Archivo Mensual: febrero 2017

Internet, youtube y medios

La progresiva expansión de las nuevas tecnologías ha cambiado de forma radical los hábitos de comportamiento de los humanos en el mundo occidental. Así, las posibilidades que ofrecen las tecnologías audiovisuales en la actualidad han dibujado un mapa distinto en el que, por ejemplo, un ciudadano anónimo puede pasar al absoluto estrellato mediático merced a colgar vídeos propios en la Red.

La corriente de los llamados “youtubers” es una de las opciones de consumo audiovisual que el ser cibernético de estos días tiene. Se trata, por lo general, de seres de un perfil frívolo, poco cultivado y con tendencia a poner de manifiesto su estupidez, lo que, en un mundo global intoxicado en lo que al criterio para distinguir la basura de lo meritorio, supone un éxito rotundo.

No obstante, en Internet también hay espacio para que cuelguen sus vídeos gente que exhibe sus habilidades para ayudar a otros a aprender; así, hay cursos virtuales para aprender a cocinar, para adentrarse en el manejo de idiomas desconocidos, para esforzarse en tocar un instrumento, para seguir tutoriales de apoyo a una disciplina ajena…

La expansión de los teléfonos móviles, convertidos ya prácticamente en ordenadores diminutos, ha restringido la libertad de acción del ciudadano.
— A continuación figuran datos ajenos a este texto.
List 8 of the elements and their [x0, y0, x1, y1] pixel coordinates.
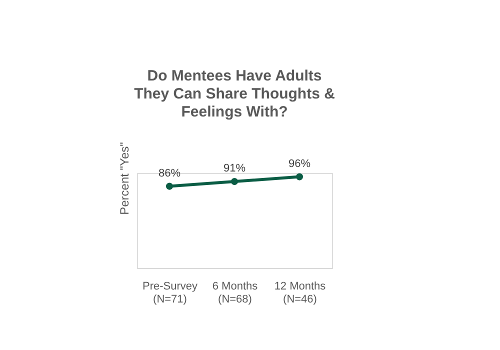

Resulta muy complicado hacer una escapada o acudir a un evento sin que luego la Red registre lo que ha ocurrido, ya sea porque lo ha colgado el afectado o porque un testigo ha dado registro, pero que parece éste el medio de actuación dado por las autoridades, porque en todo evento o suceso, hay un móvil grabando la escena, como la que desgraciadamente se dio en Alicante en la que un hombre murió al intentar entrar en su casa por la ventana en un tercero o un cuarto piso, cosa que se hubiera solucionado si hubiera llamado a un cerrajero Alicante, pero ese no es el caso, la situación, tristemente, fue grabada por un vecino que se encontraba enfrente y subida a los medios digitales de los diarios impresos..

La lectura en papel va poco a poco cediendo terreno, ya que la ola de la cultura audiovisual y cibernética va bañando a las nuevas generaciones, adaptadas y desarrolladas casi exclusivamente en este escenario. En este tiempo, parece incluso difícil pasar más de dos horas sin mirar el celular, por lo que mantener la concentración al cien por cien al acudir al cine, a una cena o a un evento deportivo y cultural es algo casi imposible.